Les ennemis jurés du rap français sont poursuivis pour violences aggravées et vols en réunion. Ils risquent jusqu’à 10 années de prison.
Ils avaient transformé un hall de l’aéroport d’Orly en ring. Les rappeurs Booba et Kaaris, ennemis jurés du rap français, sont jugés jeudi 6 septembre à Créteil après leur rixe qui avait retardé plusieurs vols début août. Des faits pour lesquels ils ont déjà passé trois semaines derrière les barreaux. Libérés fin août, ils comparaissent devant le tribunal correctionnel qui avait ordonné leur placement en détention provisoire. Neuf membres de leurs clans respectifs impliqués dans les échauffourées sont également poursuivis pour violences aggravées et vols en réunion. Tous risquent jusqu’à dix ans de prison.
Depuis leur libération, Booba, de son vrai nom Élie Yaffa, et Okou Gnakouri, alias Kaaris, ont versé chacun une caution de 30 000 euros, ont interdiction de quitter la Franceet se tiennent à carreau. Star du rap hexagonal, Booba a promis un comportement « irréprochable ». Installé à Miami, l’autoproclamé « duc de Boulogne », 41 ans, n’a pas revu ses deux enfants depuis début août. Et connaît le prix de la prison : il y a passé 18 mois à la fin des années 1990, pour avoir braqué un chauffeur de taxi. « Quand ils verrouillent ta cellule, tu te sens comme une merde. Ce sentiment d’impuissance, c’est très fort. (…) Un jour, j’en parlerai à mes enfants », confiait-il en juin au Monde, en évoquant cet épisode.

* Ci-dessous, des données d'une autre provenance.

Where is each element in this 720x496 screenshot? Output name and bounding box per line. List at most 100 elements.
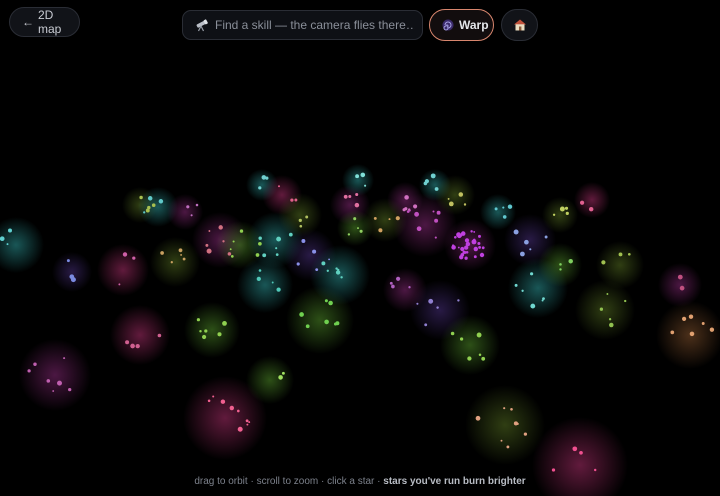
skill-star[interactable]	[404, 207, 408, 211]
skill-star[interactable]	[205, 243, 209, 247]
skill-star[interactable]	[530, 272, 534, 276]
skill-star[interactable]	[348, 194, 352, 199]
skill-star[interactable]	[276, 287, 281, 292]
skill-star[interactable]	[434, 218, 439, 223]
skill-star[interactable]	[301, 239, 306, 243]
skill-star[interactable]	[343, 194, 348, 199]
skill-star[interactable]	[478, 353, 482, 357]
skill-star[interactable]	[326, 269, 329, 272]
skill-star[interactable]	[196, 318, 200, 322]
skill-star[interactable]	[451, 245, 456, 250]
skill-star[interactable]	[473, 255, 477, 259]
skill-star[interactable]	[328, 258, 331, 261]
skill-search-box[interactable]	[182, 10, 423, 40]
skill-star[interactable]	[542, 297, 545, 300]
skill-star[interactable]	[324, 319, 329, 325]
skill-star[interactable]	[430, 173, 436, 179]
skill-star[interactable]	[275, 253, 279, 256]
skill-star[interactable]	[151, 203, 156, 207]
skill-star[interactable]	[8, 228, 12, 233]
skill-star[interactable]	[514, 283, 518, 287]
skill-star[interactable]	[122, 252, 128, 257]
skill-star[interactable]	[679, 285, 685, 291]
skill-star[interactable]	[220, 399, 226, 404]
skill-star[interactable]	[424, 323, 428, 327]
skill-star[interactable]	[457, 299, 460, 302]
skill-star[interactable]	[299, 312, 304, 317]
skill-star[interactable]	[459, 255, 464, 260]
skill-star[interactable]	[510, 407, 513, 411]
skill-star[interactable]	[232, 240, 235, 243]
skill-star[interactable]	[494, 207, 498, 211]
skill-star[interactable]	[408, 209, 411, 212]
skill-star[interactable]	[670, 330, 675, 335]
skill-star[interactable]	[564, 206, 569, 210]
skill-star[interactable]	[701, 322, 705, 325]
skill-star[interactable]	[688, 314, 694, 319]
skill-star[interactable]	[609, 322, 614, 328]
skill-star[interactable]	[160, 251, 164, 255]
skill-star[interactable]	[473, 246, 479, 252]
star-map-viewport[interactable]: ← 2D map Warp	[0, 0, 720, 496]
skill-star[interactable]	[359, 229, 363, 233]
skill-star[interactable]	[186, 205, 190, 209]
skill-star[interactable]	[551, 468, 556, 472]
skill-star[interactable]	[312, 249, 317, 254]
skill-star[interactable]	[305, 324, 310, 329]
skill-star[interactable]	[502, 215, 507, 219]
skill-star[interactable]	[479, 252, 485, 258]
skill-star[interactable]	[465, 251, 469, 254]
skill-star[interactable]	[299, 224, 303, 228]
skill-star[interactable]	[261, 175, 267, 180]
skill-star[interactable]	[454, 236, 457, 239]
skill-star[interactable]	[477, 241, 481, 246]
warp-button[interactable]: Warp	[429, 9, 494, 41]
skill-star[interactable]	[436, 210, 441, 215]
skill-star[interactable]	[424, 179, 429, 184]
skill-star[interactable]	[157, 333, 162, 338]
skill-star[interactable]	[503, 407, 506, 410]
skill-star[interactable]	[258, 241, 262, 246]
skill-star[interactable]	[277, 185, 281, 188]
skill-star[interactable]	[294, 198, 298, 202]
skill-star[interactable]	[355, 174, 360, 179]
skill-star[interactable]	[391, 284, 395, 289]
skill-star[interactable]	[388, 218, 391, 221]
skill-star[interactable]	[256, 276, 261, 282]
skill-star[interactable]	[353, 217, 357, 221]
skill-star[interactable]	[460, 246, 465, 252]
skill-star[interactable]	[373, 216, 377, 220]
skill-star[interactable]	[460, 231, 466, 236]
skill-star[interactable]	[481, 356, 486, 361]
skill-star[interactable]	[46, 379, 51, 383]
skill-star[interactable]	[276, 236, 282, 242]
skill-star[interactable]	[450, 331, 455, 336]
skill-star[interactable]	[347, 233, 351, 236]
skill-star[interactable]	[593, 468, 597, 472]
skill-star[interactable]	[524, 239, 529, 245]
skill-star[interactable]	[601, 260, 606, 265]
skill-star[interactable]	[262, 253, 267, 258]
skill-star[interactable]	[139, 195, 143, 200]
skill-star[interactable]	[416, 226, 422, 232]
skill-star[interactable]	[143, 211, 146, 214]
skill-star[interactable]	[464, 256, 468, 260]
skill-star[interactable]	[69, 274, 75, 280]
skill-star[interactable]	[207, 399, 211, 403]
skill-star[interactable]	[68, 387, 72, 392]
skill-star[interactable]	[118, 283, 121, 286]
skill-star[interactable]	[275, 247, 278, 250]
search-input[interactable]	[209, 18, 415, 32]
skill-star[interactable]	[464, 245, 469, 250]
skill-star[interactable]	[476, 332, 482, 338]
skill-star[interactable]	[414, 211, 420, 217]
skill-star[interactable]	[66, 259, 70, 263]
skill-star[interactable]	[478, 245, 482, 249]
skill-star[interactable]	[579, 200, 585, 205]
skill-star[interactable]	[627, 252, 631, 256]
home-button[interactable]	[501, 9, 538, 41]
skill-star[interactable]	[315, 268, 319, 272]
skill-star[interactable]	[481, 246, 485, 250]
skill-star[interactable]	[448, 201, 454, 207]
skill-star[interactable]	[507, 204, 513, 209]
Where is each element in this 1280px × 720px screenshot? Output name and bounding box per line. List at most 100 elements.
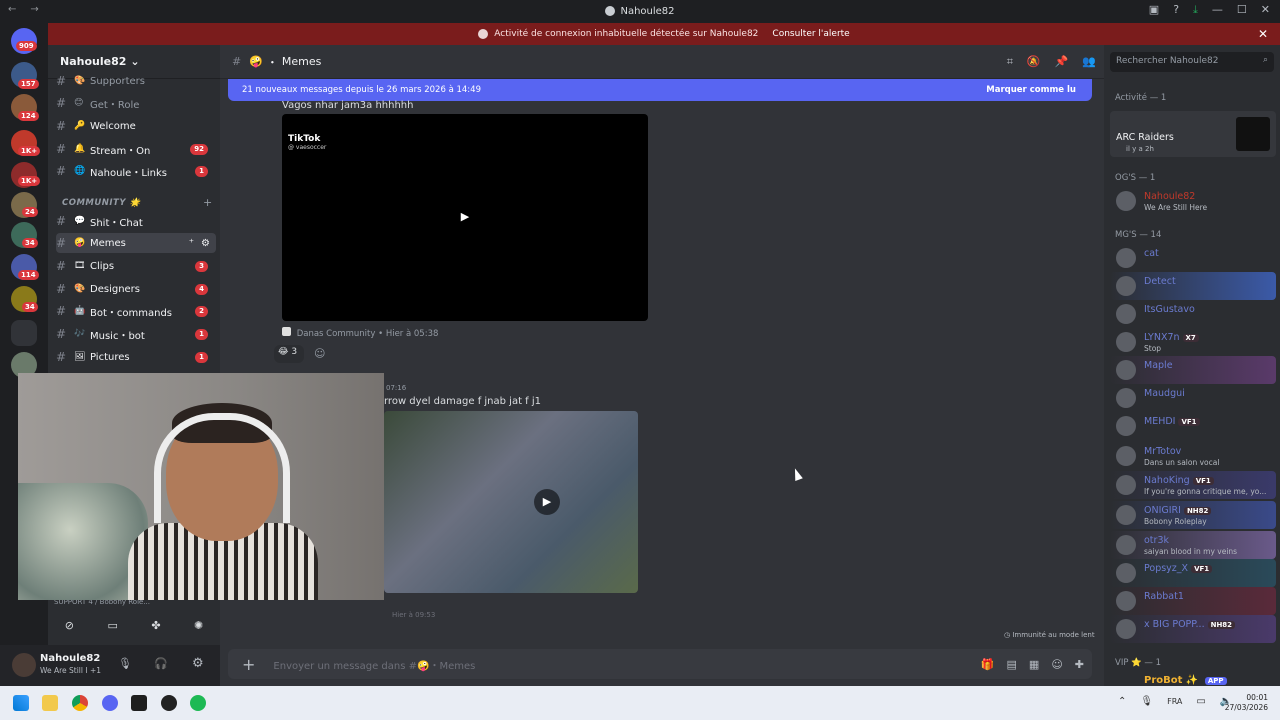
obs-icon[interactable]	[161, 695, 177, 711]
member-item[interactable]: x BIG POPP... NH82	[1110, 615, 1276, 643]
member-item[interactable]: otr3k saiyan blood in my veins	[1110, 531, 1276, 559]
chevron-up-icon[interactable]: ⌃	[1118, 696, 1126, 707]
channel-item[interactable]: # 🎶 Music・bot 1	[56, 324, 216, 344]
system-tray: ⌃ 🎙 FRA ▭ 🔈	[1118, 696, 1232, 707]
microphone-icon[interactable]: 🎙	[118, 657, 132, 670]
member-item[interactable]: Rabbat1	[1110, 587, 1276, 615]
member-item[interactable]: Maudgui	[1110, 384, 1276, 412]
member-item[interactable]: MEHDI VF1	[1110, 412, 1276, 440]
channel-item[interactable]: # 🎨 Designers 4	[56, 279, 216, 299]
app-icon[interactable]	[131, 695, 147, 711]
add-reaction-icon[interactable]: ☺	[314, 347, 325, 360]
forwarded-source[interactable]: Danas Community • Hier à 05:38	[282, 327, 438, 339]
member-item[interactable]: LYNX7n X7 Stop	[1110, 328, 1276, 356]
member-item[interactable]: ItsGustavo	[1110, 300, 1276, 328]
search-input[interactable]: Rechercher Nahoule82 ⌕	[1110, 52, 1274, 72]
gear-icon[interactable]: ⚙	[192, 656, 204, 671]
back-arrow-icon[interactable]: ←	[8, 4, 16, 15]
channel-item[interactable]: # 🎨 Supporters	[56, 71, 216, 91]
close-icon[interactable]: ✕	[1258, 27, 1268, 41]
monitor-icon[interactable]: ▭	[1196, 696, 1205, 707]
unread-badge: 34	[22, 302, 38, 312]
gear-icon[interactable]: ⚙	[201, 238, 210, 249]
member-item[interactable]: Popsyz_X VF1	[1110, 559, 1276, 587]
microphone-icon[interactable]: 🎙	[1140, 696, 1153, 707]
download-icon[interactable]: ⤓	[1193, 3, 1198, 17]
channel-label: Supporters	[90, 75, 146, 87]
file-explorer-icon[interactable]	[42, 695, 58, 711]
clip-video-embed[interactable]: ▶	[384, 411, 638, 593]
avatar	[1116, 505, 1136, 525]
member-item[interactable]: Nahoule82 We Are Still Here	[1110, 187, 1276, 215]
add-channel-icon[interactable]: +	[203, 196, 212, 209]
reaction[interactable]: 😂 3	[274, 345, 304, 363]
unread-badge: 24	[22, 207, 38, 217]
discord-icon[interactable]	[102, 695, 118, 711]
activity-card[interactable]: ARC Raiders il y a 2h	[1110, 111, 1276, 157]
play-icon[interactable]: ▶	[534, 489, 560, 515]
folder-icon[interactable]	[11, 320, 37, 346]
message-composer[interactable]: + Envoyer un message dans #🤪・Memes 🎁 ▤ ▦…	[228, 649, 1092, 679]
member-item[interactable]: NahoKing VF1 If you're gonna critique me, …	[1110, 471, 1276, 499]
gift-icon[interactable]: 🎁	[981, 658, 995, 671]
unread-badge: 909	[16, 41, 37, 51]
channel-label: Stream・On	[90, 145, 151, 157]
channel-item[interactable]: # 🌐 Nahoule・Links 1	[56, 161, 216, 181]
channel-label: Shit・Chat	[90, 217, 143, 229]
member-item[interactable]: Detect	[1110, 272, 1276, 300]
member-item[interactable]: cat	[1110, 244, 1276, 272]
category-header[interactable]: COMMUNITY 🌟	[62, 198, 141, 208]
soundboard-icon[interactable]: ✺	[194, 619, 203, 632]
threads-icon[interactable]: ⌗	[1007, 55, 1013, 69]
forward-arrow-icon[interactable]: →	[30, 4, 38, 15]
channel-label: Designers	[90, 283, 140, 295]
channel-item[interactable]: # 🖼 Pictures 1	[56, 347, 216, 367]
channel-item[interactable]: # 😊 Get・Role	[56, 93, 216, 113]
chrome-icon[interactable]	[72, 695, 88, 711]
apps-icon[interactable]: ✚	[1075, 658, 1084, 671]
headphones-icon[interactable]: 🎧	[154, 657, 168, 670]
sticker-icon[interactable]: ▦	[1029, 658, 1039, 671]
camera-off-icon[interactable]: ⊘	[65, 619, 74, 632]
invite-icon[interactable]: ⁺	[189, 238, 194, 249]
member-item[interactable]: MrTotov Dans un salon vocal	[1110, 442, 1276, 470]
gif-icon[interactable]: ▤	[1007, 658, 1017, 671]
avatar	[1116, 446, 1136, 466]
close-icon[interactable]: ✕	[1261, 3, 1270, 17]
activities-icon[interactable]: ✤	[151, 619, 160, 632]
minimize-icon[interactable]: —	[1212, 3, 1223, 17]
language-indicator[interactable]: FRA	[1167, 697, 1182, 707]
play-icon[interactable]: ▶	[452, 204, 478, 230]
member-item[interactable]: Maple	[1110, 356, 1276, 384]
channel-item[interactable]: # 🔑 Welcome	[56, 116, 216, 136]
channel-label: Clips	[90, 260, 115, 272]
channel-item[interactable]: # 🤖 Bot・commands 2	[56, 301, 216, 321]
windows-start-icon[interactable]	[13, 695, 29, 711]
alert-action-button[interactable]: Consulter l'alerte	[772, 29, 849, 39]
channel-item-active[interactable]: # 🤪 Memes ⁺ ⚙	[56, 233, 216, 253]
mark-as-read-button[interactable]: Marquer comme lu	[986, 85, 1076, 95]
clock[interactable]: 00:01 27/03/2026	[1224, 693, 1268, 713]
pin-icon[interactable]: 📌	[1055, 55, 1069, 69]
help-icon[interactable]: ?	[1173, 3, 1179, 17]
maximize-icon[interactable]: ☐	[1237, 3, 1247, 17]
vip-member[interactable]: ProBot ✨ APP	[1144, 675, 1227, 686]
mg-header: MG'S — 14	[1115, 230, 1162, 240]
channel-item[interactable]: # 🔔 Stream・On 92	[56, 139, 216, 159]
new-messages-bar[interactable]: 21 nouveaux messages depuis le 26 mars 2…	[228, 79, 1092, 101]
screen-share-icon[interactable]: ▭	[107, 619, 117, 632]
inbox-icon[interactable]: ▣	[1149, 3, 1159, 17]
channel-item[interactable]: # 💬 Shit・Chat	[56, 211, 216, 231]
emoji-icon[interactable]: ☺	[1051, 658, 1062, 671]
tiktok-video-embed[interactable]: TikTok @ vaesoccer ▶	[282, 114, 648, 321]
attach-plus-icon[interactable]: +	[242, 655, 255, 674]
tiktok-logo: TikTok	[288, 134, 321, 144]
members-icon[interactable]: 👥	[1082, 55, 1096, 69]
laugh-emoji-icon: 😂	[278, 347, 289, 357]
channel-item[interactable]: # 🎞 Clips 3	[56, 256, 216, 276]
avatar[interactable]	[12, 653, 36, 677]
member-item[interactable]: ONIGIRI NH82 Bobony Roleplay	[1110, 501, 1276, 529]
notifications-off-icon[interactable]: 🔕	[1027, 55, 1041, 69]
unread-badge: 1K+	[18, 176, 41, 186]
spotify-icon[interactable]	[190, 695, 206, 711]
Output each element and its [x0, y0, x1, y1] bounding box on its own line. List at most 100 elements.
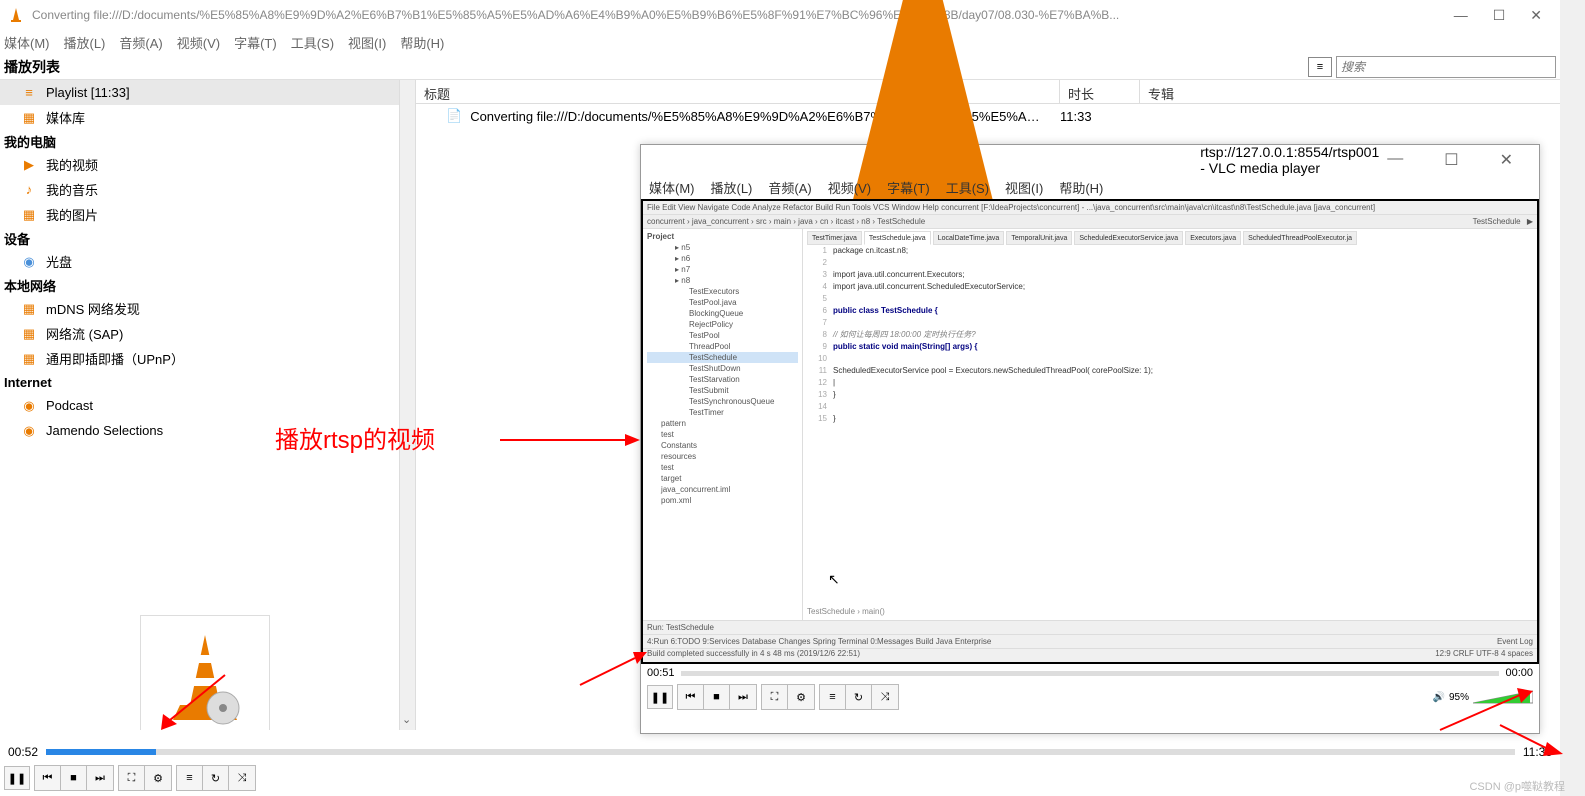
- playlist-button[interactable]: ≡: [177, 766, 203, 790]
- inner-window-controls: — ☐ ✕: [1379, 150, 1521, 170]
- progress-row: 00:52 11:33: [0, 742, 1560, 762]
- maximize-button[interactable]: ☐: [1493, 7, 1506, 24]
- menu-view[interactable]: 视图(I): [1005, 178, 1043, 197]
- inner-seek-bar[interactable]: [681, 671, 1500, 676]
- fullscreen-button[interactable]: ⛶: [762, 685, 788, 709]
- prev-button[interactable]: ⏮: [35, 766, 61, 790]
- music-icon: ♪: [20, 182, 38, 198]
- library-icon: ▦: [20, 110, 38, 126]
- annotation-arrow-down: [155, 670, 235, 730]
- stop-button[interactable]: ■: [61, 766, 87, 790]
- inner-vlc-window: rtsp://127.0.0.1:8554/rtsp001 - VLC medi…: [640, 144, 1540, 734]
- sidebar-sap[interactable]: ▦网络流 (SAP): [0, 321, 415, 346]
- sidebar: ≡Playlist [11:33] ▦媒体库 我的电脑 ▶我的视频 ♪我的音乐 …: [0, 80, 415, 730]
- ide-bottom-tabs: 4:Run 6:TODO 9:Services Database Changes…: [643, 634, 1537, 648]
- inner-progress-row: 00:51 00:00: [641, 664, 1539, 682]
- network-icon: ▦: [20, 301, 38, 317]
- menu-audio[interactable]: 音频(A): [119, 33, 162, 52]
- menu-help[interactable]: 帮助(H): [1059, 178, 1103, 197]
- menu-video[interactable]: 视频(V): [177, 33, 220, 52]
- disc-icon: ◉: [20, 254, 38, 270]
- close-button[interactable]: ✕: [1492, 150, 1521, 170]
- pause-button[interactable]: ❚❚: [4, 766, 30, 790]
- video-playback-area[interactable]: File Edit View Navigate Code Analyze Ref…: [641, 199, 1539, 664]
- maximize-button[interactable]: ☐: [1436, 150, 1466, 170]
- ide-project-tree: Project ▸ n5▸ n6▸ n7▸ n8TestExecutorsTes…: [643, 229, 803, 620]
- close-button[interactable]: ✕: [1530, 7, 1542, 24]
- annotation-arrow-diag: [575, 650, 650, 690]
- search-input[interactable]: [1336, 56, 1556, 78]
- menu-playback[interactable]: 播放(L): [711, 178, 753, 197]
- sidebar-disc[interactable]: ◉光盘: [0, 249, 415, 274]
- network-icon: ▦: [20, 351, 38, 367]
- ide-video-content: File Edit View Navigate Code Analyze Ref…: [643, 201, 1537, 662]
- cursor-icon: ↖: [828, 571, 840, 588]
- menu-subtitle[interactable]: 字幕(T): [887, 178, 930, 197]
- loop-button[interactable]: ↻: [846, 685, 872, 709]
- playlist-button[interactable]: ≡: [820, 685, 846, 709]
- jamendo-icon: ◉: [20, 423, 38, 439]
- prev-button[interactable]: ⏮: [678, 685, 704, 709]
- menu-tools[interactable]: 工具(S): [946, 178, 989, 197]
- playlist-title: 播放列表: [4, 57, 60, 77]
- sidebar-header-internet: Internet: [0, 371, 415, 393]
- sidebar-my-videos[interactable]: ▶我的视频: [0, 152, 415, 177]
- sidebar-my-music[interactable]: ♪我的音乐: [0, 177, 415, 202]
- watermark: CSDN @p噬鞑教程: [1469, 778, 1565, 794]
- inner-time-total[interactable]: 00:00: [1505, 667, 1533, 679]
- inner-controls-row: ❚❚ ⏮ ■ ⏭ ⛶ ⚙ ≡ ↻ ⤨ 🔊 95%: [641, 682, 1539, 712]
- inner-time-elapsed[interactable]: 00:51: [647, 667, 675, 679]
- video-icon: ▶: [20, 157, 38, 173]
- annotation-arrow-right: [500, 430, 640, 450]
- annotation-arrow-right3: [1495, 720, 1565, 760]
- menu-video[interactable]: 视频(V): [828, 178, 871, 197]
- sidebar-podcast[interactable]: ◉Podcast: [0, 393, 415, 418]
- seek-bar[interactable]: [46, 749, 1515, 755]
- loop-button[interactable]: ↻: [203, 766, 229, 790]
- sidebar-upnp[interactable]: ▦通用即插即播（UPnP）: [0, 346, 415, 371]
- picture-icon: ▦: [20, 207, 38, 223]
- stop-button[interactable]: ■: [704, 685, 730, 709]
- sidebar-my-pictures[interactable]: ▦我的图片: [0, 202, 415, 227]
- menu-view[interactable]: 视图(I): [348, 33, 386, 52]
- ide-tabs: TestTimer.javaTestSchedule.javaLocalDate…: [807, 231, 1533, 245]
- sidebar-mdns[interactable]: ▦mDNS 网络发现: [0, 296, 415, 321]
- shuffle-button[interactable]: ⤨: [872, 685, 898, 709]
- col-album[interactable]: 专辑: [1140, 80, 1560, 103]
- ide-statusbar: Build completed successfully in 4 s 48 m…: [643, 648, 1537, 662]
- time-elapsed[interactable]: 00:52: [8, 745, 38, 759]
- ide-breadcrumb: concurrent › java_concurrent › src › mai…: [643, 215, 1537, 229]
- sidebar-media-library[interactable]: ▦媒体库: [0, 105, 415, 130]
- controls-row: ❚❚ ⏮ ■ ⏭ ⛶ ⚙ ≡ ↻ ⤨: [0, 764, 1560, 792]
- fullscreen-button[interactable]: ⛶: [119, 766, 145, 790]
- network-icon: ▦: [20, 326, 38, 342]
- vlc-cone-icon: [8, 7, 24, 23]
- settings-button[interactable]: ⚙: [788, 685, 814, 709]
- sidebar-header-devices: 设备: [0, 227, 415, 249]
- next-button[interactable]: ⏭: [730, 685, 756, 709]
- inner-titlebar: rtsp://127.0.0.1:8554/rtsp001 - VLC medi…: [641, 145, 1539, 175]
- sidebar-header-network: 本地网络: [0, 274, 415, 296]
- minimize-button[interactable]: —: [1454, 7, 1468, 24]
- minimize-button[interactable]: —: [1379, 150, 1411, 170]
- pause-button[interactable]: ❚❚: [647, 685, 673, 709]
- menu-tools[interactable]: 工具(S): [291, 33, 334, 52]
- window-controls: — ☐ ✕: [1454, 7, 1542, 24]
- inner-menubar: 媒体(M) 播放(L) 音频(A) 视频(V) 字幕(T) 工具(S) 视图(I…: [641, 175, 1539, 199]
- menu-help[interactable]: 帮助(H): [400, 33, 444, 52]
- inner-window-title: rtsp://127.0.0.1:8554/rtsp001 - VLC medi…: [1200, 144, 1379, 176]
- menu-audio[interactable]: 音频(A): [768, 178, 811, 197]
- menu-media[interactable]: 媒体(M): [649, 178, 695, 197]
- sidebar-scrollbar[interactable]: ⌄: [399, 80, 415, 730]
- sidebar-playlist[interactable]: ≡Playlist [11:33]: [0, 80, 415, 105]
- ide-menubar: File Edit View Navigate Code Analyze Ref…: [643, 201, 1537, 215]
- list-view-button[interactable]: ≡: [1308, 57, 1332, 77]
- settings-button[interactable]: ⚙: [145, 766, 171, 790]
- menu-media[interactable]: 媒体(M): [4, 33, 50, 52]
- shuffle-button[interactable]: ⤨: [229, 766, 255, 790]
- ide-run-tab: Run: TestSchedule: [643, 620, 1537, 634]
- menu-subtitle[interactable]: 字幕(T): [234, 33, 277, 52]
- file-icon: 📄: [446, 108, 462, 124]
- next-button[interactable]: ⏭: [87, 766, 113, 790]
- menu-playback[interactable]: 播放(L): [64, 33, 106, 52]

De son côté, Kaaris a vécu sa détention provisoire comme « une injustice », explique à l’Agence France-Presse son avocat David-Olivier Kaminski. À 38 ans, le rappeur de Sevran (Seine-Saint-Denis) soigne désormais son image de père de famille, en s’affichant avec sa fille sur Instagram. Face aux enquêteurs, les deux anciens complices devenus rivaux avaient joué la carte de la « légitime défense » pour justifier leur coup de sang du 1er août. Ce jour-là ils, doivent prendre le même avion pour Barcelone : ils sont chacun attendus sur scène le soir même, dans deux clubs séparés de seulement quelques mètres – une pure coïncidence, selon les deux camps. Mais dans la salle d’embarquement, la haine recuite entre les deux rappeurs explose. Depuis plusieurs années, « B2O » et son ancien poulain « K2A » – ils ont collaboré en 2012 sur le titre « Kalash » – s’invectivent sur les réseaux sociaux et par vidéos interposées.
« C’est la garde à vue qui m’attend »
Kaaris a, lui, rapporté des insultes, qui les visaient lui, sa femme et sa fille et auraient précédé les coups. « Sa version est confortée par les éléments matériels du dossier », estime Me Kaminski. « Sur la légitime défense, je pense qu’on rentre dans les critères de la loi. » L’avocat compte notamment s’appuyer sur une vidéo Snapchat, diffusée par une fan de Booba juste avant l’altercation. On y voit le Boulonnais dans l’aéroport, affirmer pince-sans-rire : « C’est la garde à vue qui m’attend. » « Cela démontre ses intentions », estime l’avocat. « Dans sa toute-puissance, Booba n’imaginait pas que tout ça se terminerait en prison. »
Intention avérée ou simple fanfaronnade en public ? Au cours de ses plus de vingt ans de carrière, Booba s’est imposé non seulement comme le patron du rap français, mais aussi comme le roi du « clash ». Ses disputes l’ont conduit à se battre à Miami avec un autre rival, La Fouine. En 2014, un autre concurrent, Rohff, avait violemment tabassé à Paris un vendeur de sa marque de vêtements. « Les clashs, je prends ça comme un dîner de cons, c’est juste un délire », affirmait Booba aux Inrocks en février.